En 1790, la triboluminescence est bien connue dans l'industrie sucrière naissante, où l'on constate que de la lumière est émise lorsque l'on casse des pains de sucre pour obtenir des morceaux plus petits et plus commodes à utiliser. Dans l'obscurité, on peut la constater facilement en écrasant avec une pince des bonbons durs diversement parfumés, tels les « bonbons anglais » parfumés au salicylate de méthyle et autres arômes plus ou moins chimiques. Selon la nature de ces arômes, mais aussi des colorants et autres additifs qui « dopent » le sucre, l'émission peut notablement varier en couleur et en intensité. Quand on les fait frotter, des morceaux de saccharine, édulcorant utilisé par les diabétiques, ou encore d'acide tartrique, font merveille. À défaut, frotter du sucre avec un couteau ou décoller un morceau de ruban adhésif ... Les diamants brisés pendant qu'on les taille émettent paraît-il des éclats lumineux de couleur bleue ou rouge.
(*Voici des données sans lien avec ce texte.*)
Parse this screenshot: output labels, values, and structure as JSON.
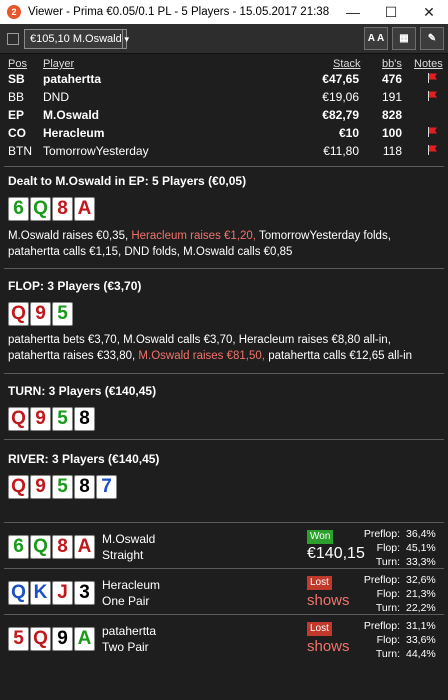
{
  "window": {
    "title": "Viewer - Prima €0.05/0.1 PL - 5 Players - 15.05.2017 21:38",
    "app_icon_label": "2",
    "minimize": "—",
    "maximize": "☐",
    "close": "✕"
  },
  "toolbar": {
    "player_select": "€105,10 M.Oswald",
    "font_button": "A A",
    "grid_button": "▦",
    "edit_button": "✎"
  },
  "players_table": {
    "headers": {
      "pos": "Pos",
      "player": "Player",
      "stack": "Stack",
      "bbs": "bb's",
      "notes": "Notes"
    },
    "rows": [
      {
        "pos": "SB",
        "player": "patahertta",
        "stack": "€47,65",
        "bbs": "476",
        "bold": true,
        "flag": true
      },
      {
        "pos": "BB",
        "player": "DND",
        "stack": "€19,06",
        "bbs": "191",
        "bold": false,
        "flag": true
      },
      {
        "pos": "EP",
        "player": "M.Oswald",
        "stack": "€82,79",
        "bbs": "828",
        "bold": true,
        "flag": false
      },
      {
        "pos": "CO",
        "player": "Heracleum",
        "stack": "€10",
        "bbs": "100",
        "bold": true,
        "flag": true
      },
      {
        "pos": "BTN",
        "player": "TomorrowYesterday",
        "stack": "€11,80",
        "bbs": "118",
        "bold": false,
        "flag": true
      }
    ]
  },
  "preflop": {
    "title": "Dealt to M.Oswald in EP: 5 Players (€0,05)",
    "cards": [
      {
        "r": "6",
        "c": "#1a9a1a"
      },
      {
        "r": "Q",
        "c": "#1a9a1a"
      },
      {
        "r": "8",
        "c": "#c0181c"
      },
      {
        "r": "A",
        "c": "#c0181c"
      }
    ],
    "actions": [
      {
        "t": "M.Oswald raises €0,35, ",
        "hl": false
      },
      {
        "t": "Heracleum raises €1,20, ",
        "hl": true
      },
      {
        "t": "TomorrowYesterday folds, patahertta calls €1,15, DND folds, M.Oswald calls €0,85",
        "hl": false
      }
    ]
  },
  "flop": {
    "title": "FLOP: 3 Players (€3,70)",
    "cards": [
      {
        "r": "Q",
        "c": "#c0181c"
      },
      {
        "r": "9",
        "c": "#c0181c"
      },
      {
        "r": "5",
        "c": "#1a9a1a"
      }
    ],
    "actions": [
      {
        "t": "patahertta bets €3,70, M.Oswald calls €3,70, Heracleum raises €8,80 all-in, patahertta raises €33,80, ",
        "hl": false
      },
      {
        "t": "M.Oswald raises €81,50, ",
        "hl": true
      },
      {
        "t": "patahertta calls €12,65 all-in",
        "hl": false
      }
    ]
  },
  "turn": {
    "title": "TURN: 3 Players (€140,45)",
    "cards": [
      {
        "r": "Q",
        "c": "#c0181c"
      },
      {
        "r": "9",
        "c": "#c0181c"
      },
      {
        "r": "5",
        "c": "#1a9a1a"
      },
      {
        "r": "8",
        "c": "#000000"
      }
    ]
  },
  "river": {
    "title": "RIVER: 3 Players (€140,45)",
    "cards": [
      {
        "r": "Q",
        "c": "#c0181c"
      },
      {
        "r": "9",
        "c": "#c0181c"
      },
      {
        "r": "5",
        "c": "#1a9a1a"
      },
      {
        "r": "8",
        "c": "#000000"
      },
      {
        "r": "7",
        "c": "#1c4fc0"
      }
    ]
  },
  "results": [
    {
      "cards": [
        {
          "r": "6",
          "c": "#1a9a1a"
        },
        {
          "r": "Q",
          "c": "#1a9a1a"
        },
        {
          "r": "8",
          "c": "#c0181c"
        },
        {
          "r": "A",
          "c": "#c0181c"
        }
      ],
      "name": "M.Oswald",
      "hand": "Straight",
      "badge": "Won",
      "won": true,
      "value": "€140,15",
      "eq": [
        {
          "l": "Preflop:",
          "v": "36,4%"
        },
        {
          "l": "Flop:",
          "v": "45,1%"
        },
        {
          "l": "Turn:",
          "v": "33,3%"
        }
      ]
    },
    {
      "cards": [
        {
          "r": "Q",
          "c": "#1c4fc0"
        },
        {
          "r": "K",
          "c": "#1c4fc0"
        },
        {
          "r": "J",
          "c": "#c0181c"
        },
        {
          "r": "3",
          "c": "#000000"
        }
      ],
      "name": "Heracleum",
      "hand": "One Pair",
      "badge": "Lost",
      "won": false,
      "value": "shows",
      "eq": [
        {
          "l": "Preflop:",
          "v": "32,6%"
        },
        {
          "l": "Flop:",
          "v": "21,3%"
        },
        {
          "l": "Turn:",
          "v": "22,2%"
        }
      ]
    },
    {
      "cards": [
        {
          "r": "5",
          "c": "#c0181c"
        },
        {
          "r": "Q",
          "c": "#c0181c"
        },
        {
          "r": "9",
          "c": "#000000"
        },
        {
          "r": "A",
          "c": "#1a9a1a"
        }
      ],
      "name": "patahertta",
      "hand": "Two Pair",
      "badge": "Lost",
      "won": false,
      "value": "shows",
      "eq": [
        {
          "l": "Preflop:",
          "v": "31,1%"
        },
        {
          "l": "Flop:",
          "v": "33,6%"
        },
        {
          "l": "Turn:",
          "v": "44,4%"
        }
      ]
    }
  ]
}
On ne comprend pas encore très bien comment les perturbations des réseaux cristallins occasionnées par le frottement, les rayures ou les cassures aboutissent à cette émission lumineuse. Il faut remarquer que la triboluminescence ne survient a priori qu'avec des isolants électriques et jamais avec des conducteurs, du moins quand les matériaux sont purs, la présence d'impuretés pouvant, pense-t-on, expliquer certaines exceptions.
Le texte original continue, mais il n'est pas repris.